We follow poets and writers and artists who speak our language and read them threadbare. Dog-eared they give themselves up to us and we ingest them as if paper were edible. (My dog will tell you it is.) These thinkers and inventors become the voices of our value systems and take their place beside our parents and teachers and mentors. And then we design our anthems and beliefs and fashion our lives around them, sometimes consciously, sometimes not.

And one day in the middle of life’s traffic jam, we read Mary Oliver’s poem, The Journey. We slam on the brakes, take our favorite green pen and scribble one line, a random bit of literary righteousness into our journals. And then we take it a step further and rip that page out of our journals and tape it to the mirror and tell ourselves we’re going to live by it.

“...Determined to save the only life you could save.”

And then another 10 years pass, and our friend tells us we need to pay attention to Lilly Ledbetter. We aren’t really listening so we have to ask our friend to repeat herself. Lilly Ledbetter? She is no poet, we think. No writer. And your friend says, no, she’s just an everyday ghandi whose struggle for paycheck fairness will set a new benchmark for women in the workplace. And we say huh? and wonder what it all has to do with us, c'mon really.

No, you c'mon. In that lapsed decade, we were just like Lilly. We sat back and waited. Because we’re all Lilly Ledbetter in some measure. And now Lilly and Mary are aligned and sending us the same message:

Wake up! Wake the hell up and be conscious!

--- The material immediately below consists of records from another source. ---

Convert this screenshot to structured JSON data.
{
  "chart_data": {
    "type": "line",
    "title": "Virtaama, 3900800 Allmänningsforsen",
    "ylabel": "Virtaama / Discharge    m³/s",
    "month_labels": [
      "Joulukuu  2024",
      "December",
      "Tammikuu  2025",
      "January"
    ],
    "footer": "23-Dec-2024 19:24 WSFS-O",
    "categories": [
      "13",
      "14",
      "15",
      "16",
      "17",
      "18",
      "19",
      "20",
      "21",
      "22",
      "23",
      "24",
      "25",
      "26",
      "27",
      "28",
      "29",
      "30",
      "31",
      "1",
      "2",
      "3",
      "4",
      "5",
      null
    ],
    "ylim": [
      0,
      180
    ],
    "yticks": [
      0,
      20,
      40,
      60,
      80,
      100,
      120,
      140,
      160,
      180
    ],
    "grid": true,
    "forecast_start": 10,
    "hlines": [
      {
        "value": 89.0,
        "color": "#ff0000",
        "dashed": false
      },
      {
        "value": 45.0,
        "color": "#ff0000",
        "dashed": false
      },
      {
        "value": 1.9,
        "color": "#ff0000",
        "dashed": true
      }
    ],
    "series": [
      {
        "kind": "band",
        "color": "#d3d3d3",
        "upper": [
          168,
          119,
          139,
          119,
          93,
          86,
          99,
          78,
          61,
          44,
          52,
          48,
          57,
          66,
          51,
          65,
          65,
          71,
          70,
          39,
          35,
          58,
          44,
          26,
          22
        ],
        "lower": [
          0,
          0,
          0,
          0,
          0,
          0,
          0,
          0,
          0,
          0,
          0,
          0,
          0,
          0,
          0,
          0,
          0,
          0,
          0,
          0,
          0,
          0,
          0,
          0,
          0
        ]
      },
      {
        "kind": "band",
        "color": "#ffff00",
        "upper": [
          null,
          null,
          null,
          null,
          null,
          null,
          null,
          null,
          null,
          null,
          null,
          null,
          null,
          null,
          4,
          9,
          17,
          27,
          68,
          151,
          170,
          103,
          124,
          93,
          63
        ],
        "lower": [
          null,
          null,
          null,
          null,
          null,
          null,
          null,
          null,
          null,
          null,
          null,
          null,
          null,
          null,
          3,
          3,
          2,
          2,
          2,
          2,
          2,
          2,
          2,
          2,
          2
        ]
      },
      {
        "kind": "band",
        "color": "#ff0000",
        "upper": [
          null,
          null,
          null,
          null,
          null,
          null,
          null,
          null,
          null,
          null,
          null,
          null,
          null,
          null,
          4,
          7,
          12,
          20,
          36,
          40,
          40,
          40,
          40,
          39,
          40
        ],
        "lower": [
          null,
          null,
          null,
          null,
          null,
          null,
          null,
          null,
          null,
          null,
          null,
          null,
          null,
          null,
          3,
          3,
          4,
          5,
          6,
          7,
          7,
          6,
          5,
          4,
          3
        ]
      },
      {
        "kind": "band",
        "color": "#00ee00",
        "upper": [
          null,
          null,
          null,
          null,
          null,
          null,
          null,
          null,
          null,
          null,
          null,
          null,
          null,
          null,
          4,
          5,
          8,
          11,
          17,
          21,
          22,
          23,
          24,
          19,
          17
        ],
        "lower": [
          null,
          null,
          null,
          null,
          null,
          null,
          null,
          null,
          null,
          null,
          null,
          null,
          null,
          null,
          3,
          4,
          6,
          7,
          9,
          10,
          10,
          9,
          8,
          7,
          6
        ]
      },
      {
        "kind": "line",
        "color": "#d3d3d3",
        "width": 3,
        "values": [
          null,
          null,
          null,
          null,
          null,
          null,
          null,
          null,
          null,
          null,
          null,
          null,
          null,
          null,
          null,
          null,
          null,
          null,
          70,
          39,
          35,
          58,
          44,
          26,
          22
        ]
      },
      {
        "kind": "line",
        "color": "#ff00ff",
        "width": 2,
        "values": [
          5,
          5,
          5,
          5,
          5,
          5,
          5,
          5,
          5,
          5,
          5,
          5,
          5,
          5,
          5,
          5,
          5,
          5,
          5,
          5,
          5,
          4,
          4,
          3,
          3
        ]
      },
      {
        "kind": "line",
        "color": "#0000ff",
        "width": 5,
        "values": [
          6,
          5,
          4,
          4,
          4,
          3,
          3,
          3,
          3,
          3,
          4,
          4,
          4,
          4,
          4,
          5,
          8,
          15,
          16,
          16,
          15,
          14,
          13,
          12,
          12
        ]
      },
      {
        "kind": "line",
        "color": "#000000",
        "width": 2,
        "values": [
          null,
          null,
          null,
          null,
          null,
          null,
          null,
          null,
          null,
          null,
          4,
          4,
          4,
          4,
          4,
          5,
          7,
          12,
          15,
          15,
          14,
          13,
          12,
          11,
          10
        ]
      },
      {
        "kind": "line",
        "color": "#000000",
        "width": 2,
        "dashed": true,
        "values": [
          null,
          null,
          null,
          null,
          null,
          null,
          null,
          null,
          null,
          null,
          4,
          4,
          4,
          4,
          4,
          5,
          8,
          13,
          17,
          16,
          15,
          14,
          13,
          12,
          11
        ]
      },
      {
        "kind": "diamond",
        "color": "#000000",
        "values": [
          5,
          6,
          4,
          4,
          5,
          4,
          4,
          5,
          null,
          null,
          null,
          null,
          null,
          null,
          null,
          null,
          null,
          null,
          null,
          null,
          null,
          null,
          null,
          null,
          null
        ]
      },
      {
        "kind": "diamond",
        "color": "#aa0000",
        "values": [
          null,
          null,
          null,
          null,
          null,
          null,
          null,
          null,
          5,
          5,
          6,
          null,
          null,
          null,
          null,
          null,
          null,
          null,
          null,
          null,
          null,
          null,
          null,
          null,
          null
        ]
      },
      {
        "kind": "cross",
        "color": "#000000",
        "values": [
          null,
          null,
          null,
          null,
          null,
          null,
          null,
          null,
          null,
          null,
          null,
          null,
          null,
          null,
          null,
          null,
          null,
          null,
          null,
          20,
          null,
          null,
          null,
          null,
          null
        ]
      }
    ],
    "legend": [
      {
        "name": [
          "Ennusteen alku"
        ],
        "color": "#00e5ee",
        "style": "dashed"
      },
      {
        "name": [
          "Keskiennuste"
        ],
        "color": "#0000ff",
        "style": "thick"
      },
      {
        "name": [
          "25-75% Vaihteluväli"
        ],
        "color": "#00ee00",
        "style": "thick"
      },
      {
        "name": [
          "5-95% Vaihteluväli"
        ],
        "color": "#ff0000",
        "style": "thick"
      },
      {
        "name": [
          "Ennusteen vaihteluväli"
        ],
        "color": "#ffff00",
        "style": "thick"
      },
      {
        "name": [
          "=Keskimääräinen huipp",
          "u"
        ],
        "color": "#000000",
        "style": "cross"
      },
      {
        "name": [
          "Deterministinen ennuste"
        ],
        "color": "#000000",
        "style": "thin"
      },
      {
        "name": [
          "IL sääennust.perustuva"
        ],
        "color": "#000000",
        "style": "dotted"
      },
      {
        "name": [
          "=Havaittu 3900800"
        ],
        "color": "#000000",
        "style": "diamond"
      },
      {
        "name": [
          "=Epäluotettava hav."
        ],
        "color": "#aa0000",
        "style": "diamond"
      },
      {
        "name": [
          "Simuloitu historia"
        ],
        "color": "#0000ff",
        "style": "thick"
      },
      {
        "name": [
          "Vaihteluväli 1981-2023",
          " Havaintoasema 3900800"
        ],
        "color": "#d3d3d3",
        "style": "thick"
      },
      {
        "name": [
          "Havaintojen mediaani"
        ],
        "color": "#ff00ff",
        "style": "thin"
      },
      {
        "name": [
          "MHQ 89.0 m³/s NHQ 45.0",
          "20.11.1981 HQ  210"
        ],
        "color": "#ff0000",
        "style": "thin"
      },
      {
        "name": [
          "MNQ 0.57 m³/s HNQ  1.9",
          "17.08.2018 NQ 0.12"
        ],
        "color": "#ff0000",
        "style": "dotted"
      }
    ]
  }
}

Be straight about it: we can hardly ask for help doing the laundry much less cobble out a plan for a raise and present it to our boss. We’re squeamish about asking for even a reasonable fee for our services (and when we do, our bargaining partner laughs all the way to the bank about the great deal he just got). Here it is even straighter:

  • We simply can’t ask our neighbor to stop parking in our parking spot.
  • We simply can’t ask our co-worker to stop talking so we can get some work done. 
  • We simply can’t say no, even when yes is the last thing we wanted to say. 
  • We simply can't carve out time for our painting and writing.
  • We simply can’t express our disappointment about not being included in planning meetings on projects for which we’re responsible.
  • We simply refuse to sing our own praises and when other women do, we chide them behind their backs for being arrogant.
  • We simply couldn't be a bother.
  • We simply can't be bothered.

We Simply Can't Get What We Want Until We're Awake...

...and we're mad, and seeing red BMWs everywhere! And this is when negotiation becomes transformational. And fun. Now we are learning to negotiate all the moving parts of our lives and bumping up against our discomfort about being in discomfort. We are moving into the field of impasse, into the field of conflict, and realizing that this is the true starting point for getting what we want. And we're doing what Mary Oliver asked us to do all those years ago. We're saving ourselves in a self/others/world progression. And when we do that, we can take our place—shoulder to shoulder with Lilly Ledbetter and transform everything.